Introduction
VAST provides for advanced data reduction techniques to reduce the cost of storage. VAST 2.1 and earlier include local compression and global deduplication to reduce storage costs. VAST 3.0 will add an even more advanced technique known as global similarity based data reduction. Similarity reduction is able to detect data blocks that are similar, but not identical and then use that similarity to store data in a way that only the deltas between those similar blocks are stored. This can save a great deal of space in unexpected ways since a lot of data is similar, but not identical.
What we will show is that VAST's data reduction can achieve substantial degrees of space savings above and beyond client side compression and the savings varies depending on how clients compress their data. In this article we will use Virtual Machine images compressed different ways, but the same considerations apply to any client side compression.
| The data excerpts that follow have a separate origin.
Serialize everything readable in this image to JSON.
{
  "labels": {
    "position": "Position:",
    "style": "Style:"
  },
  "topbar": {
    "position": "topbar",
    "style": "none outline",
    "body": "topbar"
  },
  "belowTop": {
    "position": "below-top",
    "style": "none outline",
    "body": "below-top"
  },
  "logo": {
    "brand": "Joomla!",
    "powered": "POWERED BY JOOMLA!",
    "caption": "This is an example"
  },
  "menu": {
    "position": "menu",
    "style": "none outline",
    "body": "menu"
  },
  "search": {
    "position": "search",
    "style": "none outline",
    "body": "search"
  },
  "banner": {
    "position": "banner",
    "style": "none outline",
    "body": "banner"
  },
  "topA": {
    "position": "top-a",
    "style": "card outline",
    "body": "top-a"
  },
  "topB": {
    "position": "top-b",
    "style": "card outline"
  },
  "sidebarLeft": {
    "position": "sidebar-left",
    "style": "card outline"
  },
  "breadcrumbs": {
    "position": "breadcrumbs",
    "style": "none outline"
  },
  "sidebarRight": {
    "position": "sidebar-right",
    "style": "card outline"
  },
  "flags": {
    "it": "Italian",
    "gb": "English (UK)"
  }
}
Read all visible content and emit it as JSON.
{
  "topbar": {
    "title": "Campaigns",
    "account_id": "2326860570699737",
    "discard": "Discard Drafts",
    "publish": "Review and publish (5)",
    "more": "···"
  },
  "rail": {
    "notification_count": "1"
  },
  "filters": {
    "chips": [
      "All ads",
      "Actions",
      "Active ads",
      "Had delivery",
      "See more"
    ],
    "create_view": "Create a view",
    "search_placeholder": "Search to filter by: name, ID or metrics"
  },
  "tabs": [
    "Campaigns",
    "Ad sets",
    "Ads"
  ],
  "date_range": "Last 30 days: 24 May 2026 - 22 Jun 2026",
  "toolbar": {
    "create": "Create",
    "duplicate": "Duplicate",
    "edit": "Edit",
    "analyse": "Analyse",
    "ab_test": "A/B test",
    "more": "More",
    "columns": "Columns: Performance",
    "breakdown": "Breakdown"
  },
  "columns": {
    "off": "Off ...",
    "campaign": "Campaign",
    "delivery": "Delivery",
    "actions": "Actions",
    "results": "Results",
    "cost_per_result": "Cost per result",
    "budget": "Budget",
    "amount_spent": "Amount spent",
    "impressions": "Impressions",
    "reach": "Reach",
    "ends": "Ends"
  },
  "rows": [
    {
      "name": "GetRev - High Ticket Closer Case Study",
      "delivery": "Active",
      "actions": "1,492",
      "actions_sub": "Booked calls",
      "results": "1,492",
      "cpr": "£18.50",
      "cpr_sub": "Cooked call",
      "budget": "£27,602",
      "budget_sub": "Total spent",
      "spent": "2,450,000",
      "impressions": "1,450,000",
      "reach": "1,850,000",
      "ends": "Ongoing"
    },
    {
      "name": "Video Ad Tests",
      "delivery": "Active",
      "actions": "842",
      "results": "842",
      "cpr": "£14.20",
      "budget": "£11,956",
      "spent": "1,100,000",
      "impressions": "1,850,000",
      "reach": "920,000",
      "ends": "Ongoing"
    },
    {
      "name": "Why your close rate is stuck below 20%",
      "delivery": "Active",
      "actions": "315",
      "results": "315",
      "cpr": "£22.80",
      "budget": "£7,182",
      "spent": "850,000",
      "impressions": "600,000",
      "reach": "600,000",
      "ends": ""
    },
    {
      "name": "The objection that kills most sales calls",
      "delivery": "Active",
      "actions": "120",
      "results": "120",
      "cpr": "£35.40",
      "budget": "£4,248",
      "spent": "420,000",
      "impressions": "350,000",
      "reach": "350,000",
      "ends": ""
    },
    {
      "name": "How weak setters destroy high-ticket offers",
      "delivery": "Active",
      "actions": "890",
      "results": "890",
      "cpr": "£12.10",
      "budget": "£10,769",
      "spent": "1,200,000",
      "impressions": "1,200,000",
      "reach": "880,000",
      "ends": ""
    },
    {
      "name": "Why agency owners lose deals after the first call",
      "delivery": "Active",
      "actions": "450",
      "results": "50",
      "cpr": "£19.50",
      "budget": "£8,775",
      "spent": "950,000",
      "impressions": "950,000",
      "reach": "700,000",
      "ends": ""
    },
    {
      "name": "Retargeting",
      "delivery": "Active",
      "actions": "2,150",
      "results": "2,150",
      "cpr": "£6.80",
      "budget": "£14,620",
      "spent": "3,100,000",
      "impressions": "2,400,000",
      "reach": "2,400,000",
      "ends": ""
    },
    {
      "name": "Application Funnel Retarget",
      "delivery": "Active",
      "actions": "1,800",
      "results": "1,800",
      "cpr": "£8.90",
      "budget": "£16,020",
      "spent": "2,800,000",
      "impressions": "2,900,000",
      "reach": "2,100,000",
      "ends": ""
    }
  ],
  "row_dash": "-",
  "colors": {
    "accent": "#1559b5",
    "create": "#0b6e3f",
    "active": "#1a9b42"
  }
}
Significantly, VAST's similarity based data reduction and application compression together can reduce the stored size of Virtual Machines (VMs) by 25-86%, with the greatest reduction coming from letting VAST do all of the work transparently.
Test Overview
In this case study, we explore the effect of VAST Data’s global, similarity-based, data reduction on a data set of 9 Windows 7 VM images when the images are subjected to a variety of different application-level compression scenarios.
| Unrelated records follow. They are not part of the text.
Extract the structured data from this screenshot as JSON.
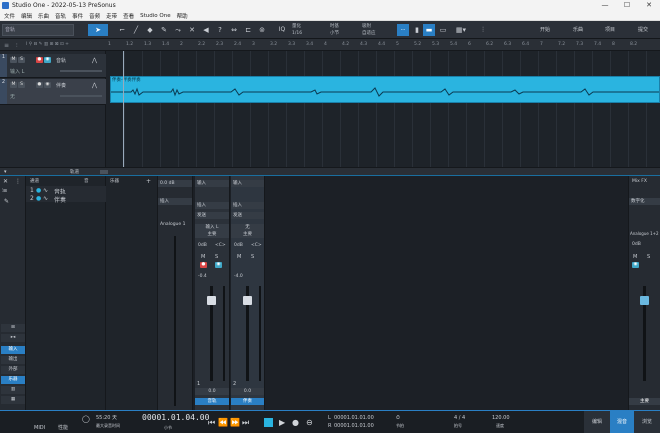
{
  "window": {
    "title": "Studio One - 2022-05-13 PreSonus",
    "controls": [
      "—",
      "☐",
      "✕"
    ]
  },
  "menu": [
    "文件",
    "编辑",
    "乐曲",
    "音轨",
    "事件",
    "音频",
    "走带",
    "查看",
    "Studio One",
    "帮助"
  ],
  "toolbar": {
    "dropdown": "音轨",
    "iq": "IQ",
    "snap_label": "量化",
    "snap_value": "1/16",
    "timebase_label": "时基",
    "timebase_value": "小节",
    "snap2_label": "吸附",
    "snap2_value": "自适应",
    "btn_start": "开始",
    "btn_song": "乐曲",
    "btn_project": "项目",
    "btn_share": "提交"
  },
  "ruler": [
    "1",
    "1.2",
    "1.3",
    "1.4",
    "2",
    "2.2",
    "2.3",
    "2.4",
    "3",
    "3.2",
    "3.3",
    "3.4",
    "4",
    "4.2",
    "4.3",
    "4.4",
    "5",
    "5.2",
    "5.3",
    "5.4",
    "6",
    "6.2",
    "6.3",
    "6.4",
    "7",
    "7.2",
    "7.3",
    "7.4",
    "8",
    "8.2"
  ],
  "tracks": [
    {
      "num": "1",
      "name": "音轨",
      "input": "输入 L"
    },
    {
      "num": "2",
      "name": "伴奏",
      "input": "无"
    }
  ],
  "clip": {
    "label": "伴奏-伴奏伴奏"
  },
  "arrange_bottom": {
    "label": "轨道"
  },
  "mix_list": {
    "col1": "通道",
    "col2": "音",
    "col3": "乐器",
    "rows": [
      {
        "num": "1",
        "name": "音轨"
      },
      {
        "num": "2",
        "name": "伴奏"
      }
    ]
  },
  "side_buttons": [
    "输入",
    "输出",
    "外部",
    "乐器",
    "",
    "",
    "",
    ""
  ],
  "inputs_strip": {
    "label": "输入",
    "sub": "插入",
    "val": "0.0 dB"
  },
  "analog": {
    "label": "Analogue 1"
  },
  "strips": [
    {
      "top": "输入",
      "insert": "插入",
      "send": "发送",
      "input": "输入 L",
      "main": "主要",
      "db": "0dB",
      "pan": "<C>",
      "m": "M",
      "s": "S",
      "val": "-0.4",
      "bottom_val": "0.0",
      "name": "音轨"
    },
    {
      "top": "输入",
      "insert": "插入",
      "send": "发送",
      "input": "无",
      "main": "主要",
      "db": "0dB",
      "pan": "<C>",
      "m": "M",
      "s": "S",
      "val": "-4.0",
      "bottom_val": "0.0",
      "name": "伴奏"
    }
  ],
  "right_pane": {
    "label": "Mix FX",
    "sub": "数字化",
    "out": "Analogue 1+2",
    "db": "0dB",
    "m": "M",
    "s": "S",
    "name": "主要"
  },
  "transport": {
    "midi": "MIDI",
    "perf": "性能",
    "time1": "55:20 天",
    "time1_sub": "最大录音时间",
    "pos_main": "00001.01.04.00",
    "pos_sub": "小节",
    "loop_l": "00001.01.01.00",
    "loop_r": "00001.01.01.00",
    "l_label": "L",
    "r_label": "R",
    "metronome": "节拍",
    "sig": "4 / 4",
    "sig_label": "拍号",
    "tempo": "120.00",
    "tempo_label": "速度",
    "btn_edit": "编辑",
    "btn_mix": "混音",
    "btn_browse": "浏览"
  },
  "colors": {
    "accent": "#2a7fc4",
    "clip": "#2ab4e0",
    "record": "#d94545"
  }
}
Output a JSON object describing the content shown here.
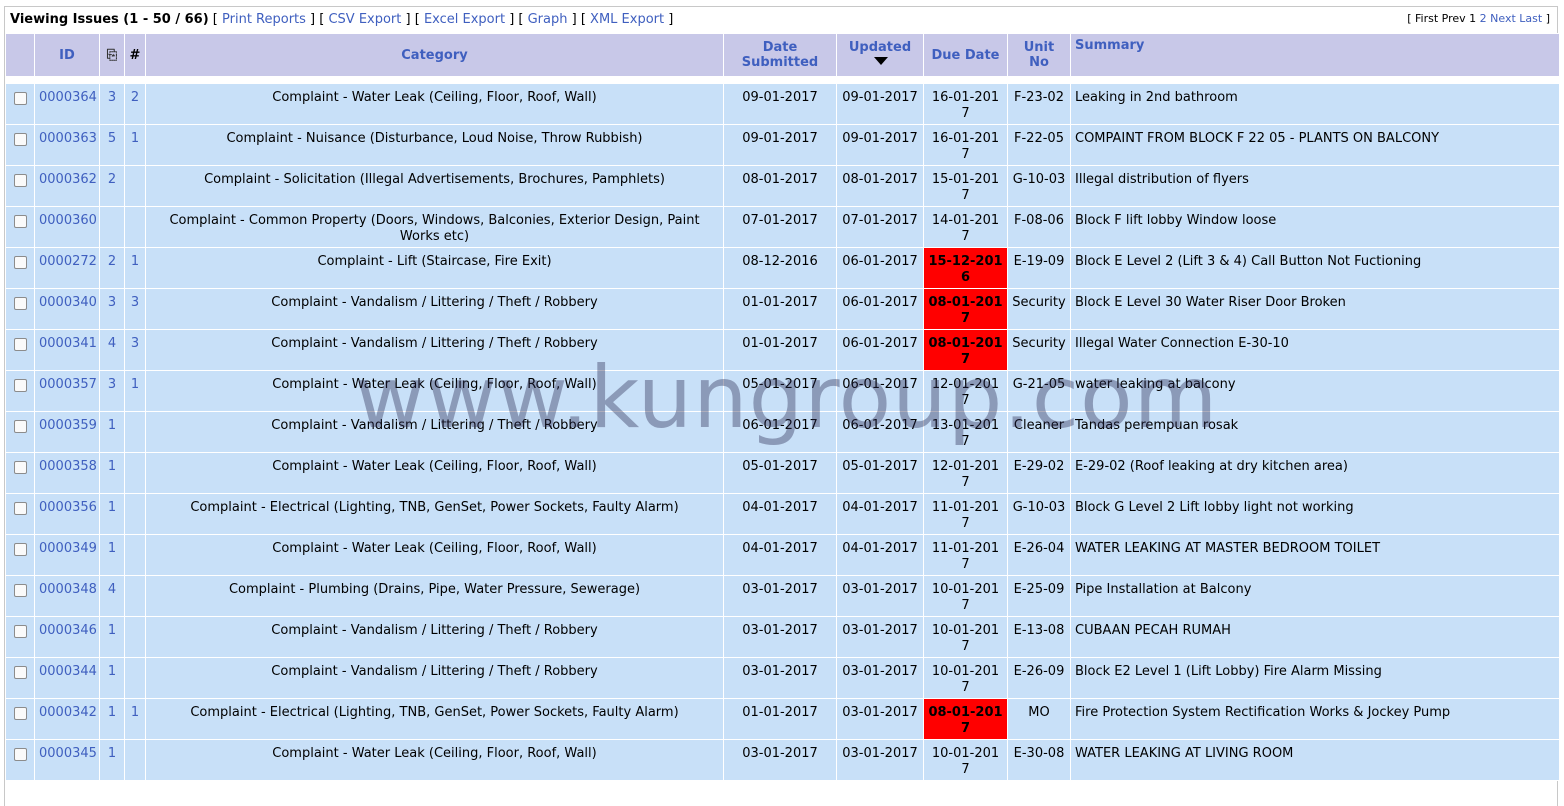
{
  "header": {
    "title": "Viewing Issues (1 - 50 / 66)",
    "links": [
      "Print Reports",
      "CSV Export",
      "Excel Export",
      "Graph",
      "XML Export"
    ]
  },
  "pager": {
    "first": "First",
    "prev": "Prev",
    "current": "1",
    "page2": "2",
    "next": "Next",
    "last": "Last"
  },
  "columns": {
    "id": "ID",
    "attachments_icon": "paperclip-icon",
    "notes": "#",
    "category": "Category",
    "date_submitted": "Date Submitted",
    "updated": "Updated",
    "due_date": "Due Date",
    "unit_no": "Unit No",
    "summary": "Summary"
  },
  "watermark": "www.kungroup.com",
  "colors": {
    "header_bg": "#c8c8e8",
    "row_bg": "#c8e0f8",
    "link": "#3f5fbf",
    "overdue": "#ff0000"
  },
  "rows": [
    {
      "id": "0000364",
      "att": "3",
      "notes": "2",
      "category": "Complaint - Water Leak (Ceiling, Floor, Roof, Wall)",
      "submitted": "09-01-2017",
      "updated": "09-01-2017",
      "due": "16-01-2017",
      "overdue": false,
      "unit": "F-23-02",
      "summary": "Leaking in 2nd bathroom"
    },
    {
      "id": "0000363",
      "att": "5",
      "notes": "1",
      "category": "Complaint - Nuisance (Disturbance, Loud Noise, Throw Rubbish)",
      "submitted": "09-01-2017",
      "updated": "09-01-2017",
      "due": "16-01-2017",
      "overdue": false,
      "unit": "F-22-05",
      "summary": "COMPAINT FROM BLOCK F 22 05 - PLANTS ON BALCONY"
    },
    {
      "id": "0000362",
      "att": "2",
      "notes": "",
      "category": "Complaint - Solicitation (Illegal Advertisements, Brochures, Pamphlets)",
      "submitted": "08-01-2017",
      "updated": "08-01-2017",
      "due": "15-01-2017",
      "overdue": false,
      "unit": "G-10-03",
      "summary": "Illegal distribution of flyers"
    },
    {
      "id": "0000360",
      "att": "",
      "notes": "",
      "category": "Complaint - Common Property (Doors, Windows, Balconies, Exterior Design, Paint Works etc)",
      "submitted": "07-01-2017",
      "updated": "07-01-2017",
      "due": "14-01-2017",
      "overdue": false,
      "unit": "F-08-06",
      "summary": "Block F lift lobby Window loose"
    },
    {
      "id": "0000272",
      "att": "2",
      "notes": "1",
      "category": "Complaint - Lift (Staircase, Fire Exit)",
      "submitted": "08-12-2016",
      "updated": "06-01-2017",
      "due": "15-12-2016",
      "overdue": true,
      "unit": "E-19-09",
      "summary": "Block E Level 2 (Lift 3 & 4) Call Button Not Fuctioning"
    },
    {
      "id": "0000340",
      "att": "3",
      "notes": "3",
      "category": "Complaint - Vandalism / Littering / Theft / Robbery",
      "submitted": "01-01-2017",
      "updated": "06-01-2017",
      "due": "08-01-2017",
      "overdue": true,
      "unit": "Security",
      "summary": "Block E Level 30 Water Riser Door Broken"
    },
    {
      "id": "0000341",
      "att": "4",
      "notes": "3",
      "category": "Complaint - Vandalism / Littering / Theft / Robbery",
      "submitted": "01-01-2017",
      "updated": "06-01-2017",
      "due": "08-01-2017",
      "overdue": true,
      "unit": "Security",
      "summary": "Illegal Water Connection E-30-10"
    },
    {
      "id": "0000357",
      "att": "3",
      "notes": "1",
      "category": "Complaint - Water Leak (Ceiling, Floor, Roof, Wall)",
      "submitted": "05-01-2017",
      "updated": "06-01-2017",
      "due": "12-01-2017",
      "overdue": false,
      "unit": "G-21-05",
      "summary": "water leaking at balcony"
    },
    {
      "id": "0000359",
      "att": "1",
      "notes": "",
      "category": "Complaint - Vandalism / Littering / Theft / Robbery",
      "submitted": "06-01-2017",
      "updated": "06-01-2017",
      "due": "13-01-2017",
      "overdue": false,
      "unit": "Cleaner",
      "summary": "Tandas perempuan rosak"
    },
    {
      "id": "0000358",
      "att": "1",
      "notes": "",
      "category": "Complaint - Water Leak (Ceiling, Floor, Roof, Wall)",
      "submitted": "05-01-2017",
      "updated": "05-01-2017",
      "due": "12-01-2017",
      "overdue": false,
      "unit": "E-29-02",
      "summary": "E-29-02 (Roof leaking at dry kitchen area)"
    },
    {
      "id": "0000356",
      "att": "1",
      "notes": "",
      "category": "Complaint - Electrical (Lighting, TNB, GenSet, Power Sockets, Faulty Alarm)",
      "submitted": "04-01-2017",
      "updated": "04-01-2017",
      "due": "11-01-2017",
      "overdue": false,
      "unit": "G-10-03",
      "summary": "Block G Level 2 Lift lobby light not working"
    },
    {
      "id": "0000349",
      "att": "1",
      "notes": "",
      "category": "Complaint - Water Leak (Ceiling, Floor, Roof, Wall)",
      "submitted": "04-01-2017",
      "updated": "04-01-2017",
      "due": "11-01-2017",
      "overdue": false,
      "unit": "E-26-04",
      "summary": "WATER LEAKING AT MASTER BEDROOM TOILET"
    },
    {
      "id": "0000348",
      "att": "4",
      "notes": "",
      "category": "Complaint - Plumbing (Drains, Pipe, Water Pressure, Sewerage)",
      "submitted": "03-01-2017",
      "updated": "03-01-2017",
      "due": "10-01-2017",
      "overdue": false,
      "unit": "E-25-09",
      "summary": "Pipe Installation at Balcony"
    },
    {
      "id": "0000346",
      "att": "1",
      "notes": "",
      "category": "Complaint - Vandalism / Littering / Theft / Robbery",
      "submitted": "03-01-2017",
      "updated": "03-01-2017",
      "due": "10-01-2017",
      "overdue": false,
      "unit": "E-13-08",
      "summary": "CUBAAN PECAH RUMAH"
    },
    {
      "id": "0000344",
      "att": "1",
      "notes": "",
      "category": "Complaint - Vandalism / Littering / Theft / Robbery",
      "submitted": "03-01-2017",
      "updated": "03-01-2017",
      "due": "10-01-2017",
      "overdue": false,
      "unit": "E-26-09",
      "summary": "Block E2 Level 1 (Lift Lobby) Fire Alarm Missing"
    },
    {
      "id": "0000342",
      "att": "1",
      "notes": "1",
      "category": "Complaint - Electrical (Lighting, TNB, GenSet, Power Sockets, Faulty Alarm)",
      "submitted": "01-01-2017",
      "updated": "03-01-2017",
      "due": "08-01-2017",
      "overdue": true,
      "unit": "MO",
      "summary": "Fire Protection System Rectification Works & Jockey Pump"
    },
    {
      "id": "0000345",
      "att": "1",
      "notes": "",
      "category": "Complaint - Water Leak (Ceiling, Floor, Roof, Wall)",
      "submitted": "03-01-2017",
      "updated": "03-01-2017",
      "due": "10-01-2017",
      "overdue": false,
      "unit": "E-30-08",
      "summary": "WATER LEAKING AT LIVING ROOM"
    }
  ]
}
This study consisted of 3 runs of the VAST Probe (a data reduction estimation tool that is available for customer use) on this data set:
- The first run was done on an uncompressed set of VMs
- The second run on a set of VMs that have been compressed using LZ4 compression
- The third run was performed on set of VMs after they’ve been GZIP compressed.
The main difference between LZ4 and GZIP is that while gzip applies both Lempel-Ziv (LZ) encoding as well as Huffman coding to compress data, LZ4 on the other hand only employs the LZ encoding. We'll explain this difference in a moment, but for now, know that Huffman coding substantially reduces the similarity between data that was similar before compression.
Test Results
The three treatments to the Virtual Machine data set were subjected to the VAST Probe. The VAST Probe was configured to simulate the data reduction that will be available in VAST Data release 3.0 (available early 2020). This similarity-based data reduction hashes blocks as they enter the system and compares them against pre-existing reference blocks in the storage cluster. The mechanism to compress all data on Flash is the ZSTD compression algorithm that was created by Facebook:
- Blocks that are 100% identical are, in effect, deduplicated against their reference blocks (100% match below)
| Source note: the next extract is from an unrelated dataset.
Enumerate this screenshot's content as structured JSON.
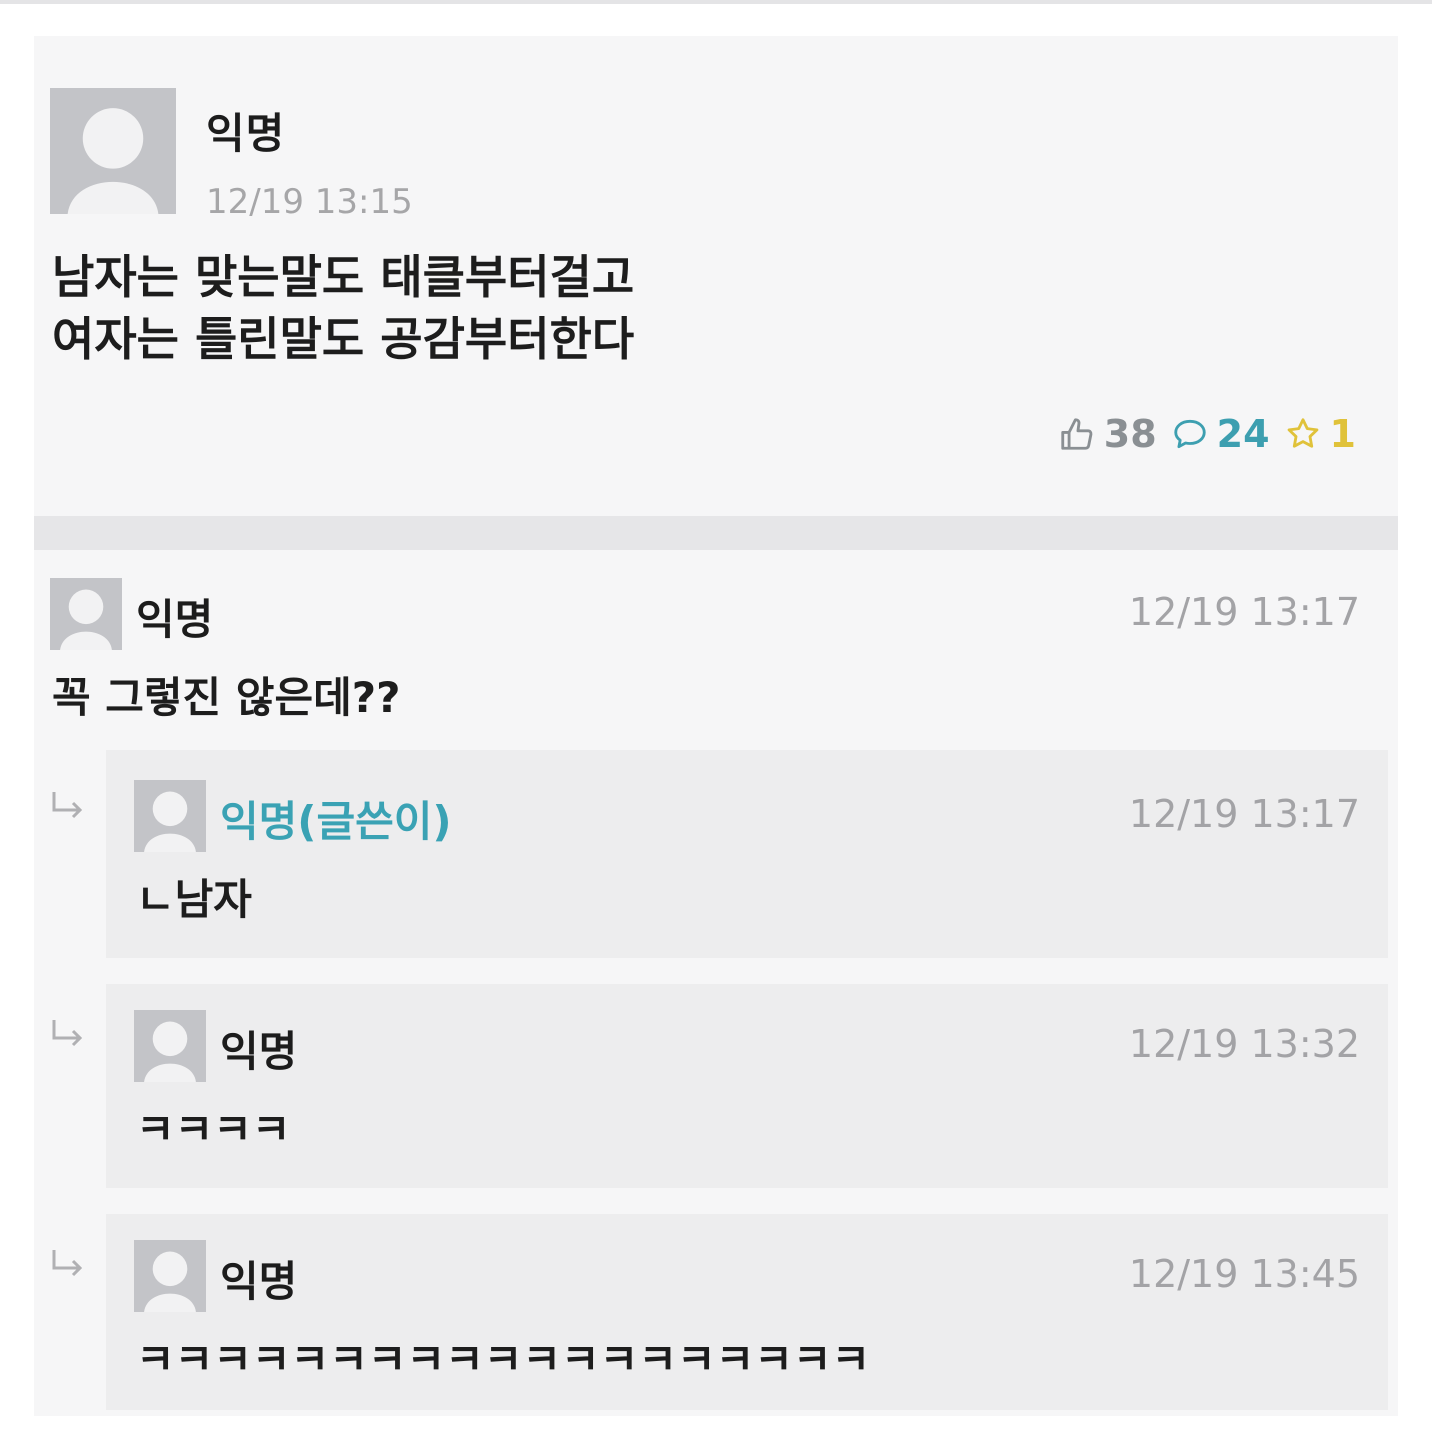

- Blocks that are not 100% identical will be compressed against the reference block in a cluster of like data, called a similarity cluster, using ZSTD (similarity below)
- Blocks that represent no similarity are still locally compressed using ZSTD (non-similar below)
Compression Option |
Original Size |
Probe Estimate |
100% Match Gain (GBs) |
Similar-Block Match Gain (GBs) |
Non-Similar Block Gain (GBs) |
Total Gain |
Reduction Ratio vs. Original Dataset |
No Compression |
254.82 |
43.4 |
116.15 |
55.35 |
39.93 |
211.43 |
86% |
LZ4 |
194.24 |
55.89 |
0 |
131.02 |
7.36 |
138.38 |
56% |
GZIP |
180.15 |
112.99 |
0 |
67.03 |
0.1 |
67.13 |
27% |
Table 1. VAST Probe Run Results
The following chart shows that even though the original size of the compressed images is smaller the resulting size after applying VAST data reduction is larger for the pre-compressed images.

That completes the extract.